A compilation of translations of the Kuriai Doxai, the "Principal", "Key", or "Authorized Docrtines" by Epicurus, containing the contributions of Charles Duke Yonge (1853), William Wallace (1880), Robert Drew Hicks (1910), Cyril Bailey (1926), Norman W. De Witt (1954), R. M. Geer (1964), A. A. Long &, D. N. Sedley (1987), Eugene O'Connor (1993) Brad Inwood & Lloyd P. Gerson (1994), Erik Anderson (2004), Odysseus Makridis (2005), Peter Saint-Andre (2008), George K. Strodach (2012), Pamela Mensch (2018), and Stephen White (2021).

Please post comments, suggestions, proposed corrections, etc. to THIS thread (which is more easily searchable from the main Home page: Kuriai Doxai - A Compilation of Translations by Nathan Bartman


  • Version 9.0.1

    William Wallace's dozen-or-so translations of the KD, as presented in Epicureanism (1880) have been included.

  • This is awesome, thank you!

    Like 1
  • NOTE: Please post comments and other issues for discussion in THIS thread: Kuriai Doxai - A Compilation of Translations by Nathan Bartman

  • Nate thanks again for all this work! So:

    KHARISI - ΧAΡΙΣΙ - χάρισι - /'kʰa.riːsiː/ - a loan word from Biblical Hebrew, traceable to proto-Hellenic kʰ əřřō (“to rejoice”) meaning “favor”, “goodwill”, “gratitude”, thanks”. Χάρισι is used in the Septuagint (the frst Greek translation of the Hebrew Tanakh written around the mid-200s BCE) to mean “YHWH's good grace” or “YHWH's will”. The chose to employ this word demonstrates that not only was Epicurus familiar with the theology of the “Chosen People”, but additionally, he dedicated his frst Doxa to directly refuting the proposition that God would chose one people over another.

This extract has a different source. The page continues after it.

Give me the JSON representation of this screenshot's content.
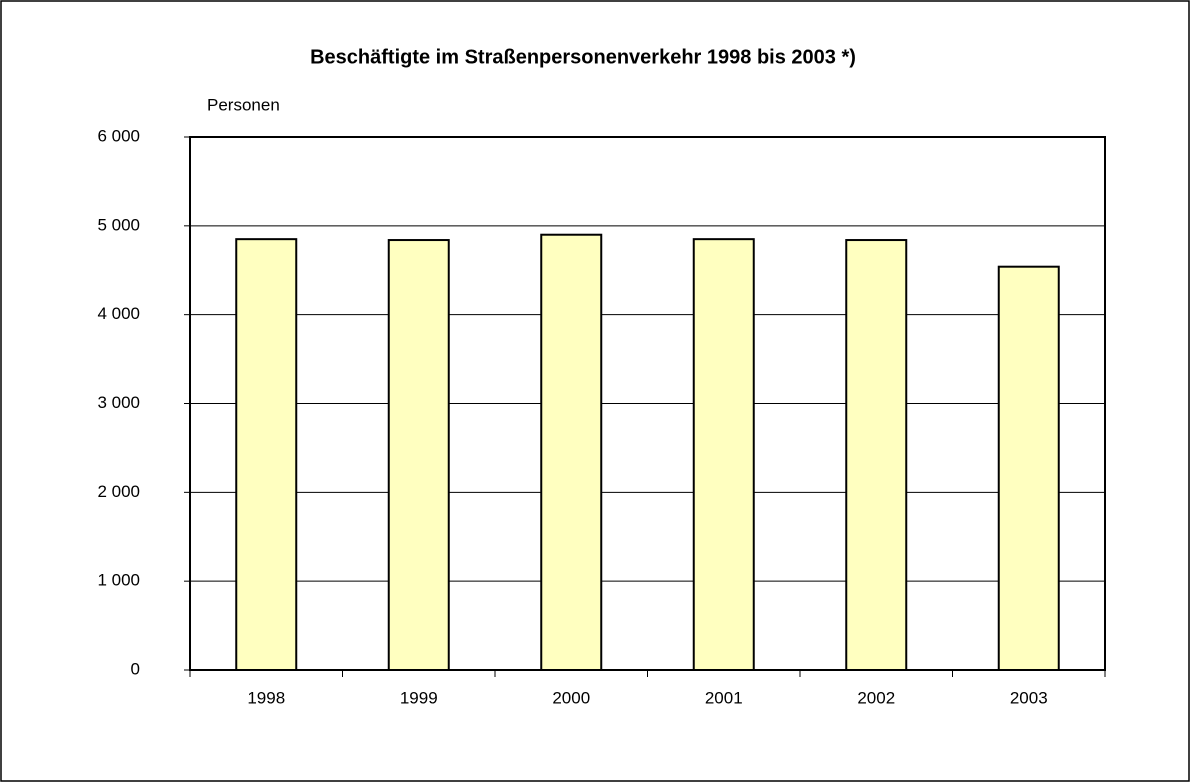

    That's a lot of interesting information. Do you have sources you can point to that would help people who would like to research that aspect further?

    • I've found conflicting sources. There is an ancient Greek root documented since Hesiod which suggests that the concept was available to Greeks regardless of any Hebrew influences. That said, I have another source claiming that the grammatical inflection is a reflection of the Hebrew root and not the proto-Hellenic one, so I'm working that out for future updates.

    • Thanks Nate! If you are able to come up with any kind of chain of commentators eventually that would be great to add. I'm sure I am not the only one who is fascinated if we can find direct back-and-forth between the Epicureans and the Judeo-Christian line. I know our friend Don's interest doesn't rise quite to the level of DeWitt's interest in the topic, but I suspect even Don would be interested! ;)

    • I must have mis-read something and put the wrong dots together. The Septuagint is the very beginning of a cultural interaction between Hebrews and Greeks according to widely available sources ... this surprises me, but it must have been my imagination. Wiktionary was very specific about its status as a pure loan word, but ... records from Hesiod firmly refute that.

      At this point, I'm more interested in answering the question, "Were Jews and Zoroastrians functionally unknown to Athenians before the expansion of the Macedonian Empire? I (perhaps wrongly) assumed that the Middle Eastern monotheists would have had much more influence on world culture by 300 BCE than I'm able to justify giving them credit for now.

      Like 1
    • Probably not necessary for me to say so but I second and agree that these connections are of great interest and worth pursuing. I think that's why DeWitt emphasized the Christian parallels - it helps build interest in a lot of people to see how their own "current" religious traditions intersect with the Epicurean. I definitely think DeWitt's references to Epicurus being considered one of the prototypes of the "antichrist"

      Thanks 1
  • Yes, yes, yes!! Thank you for all this work!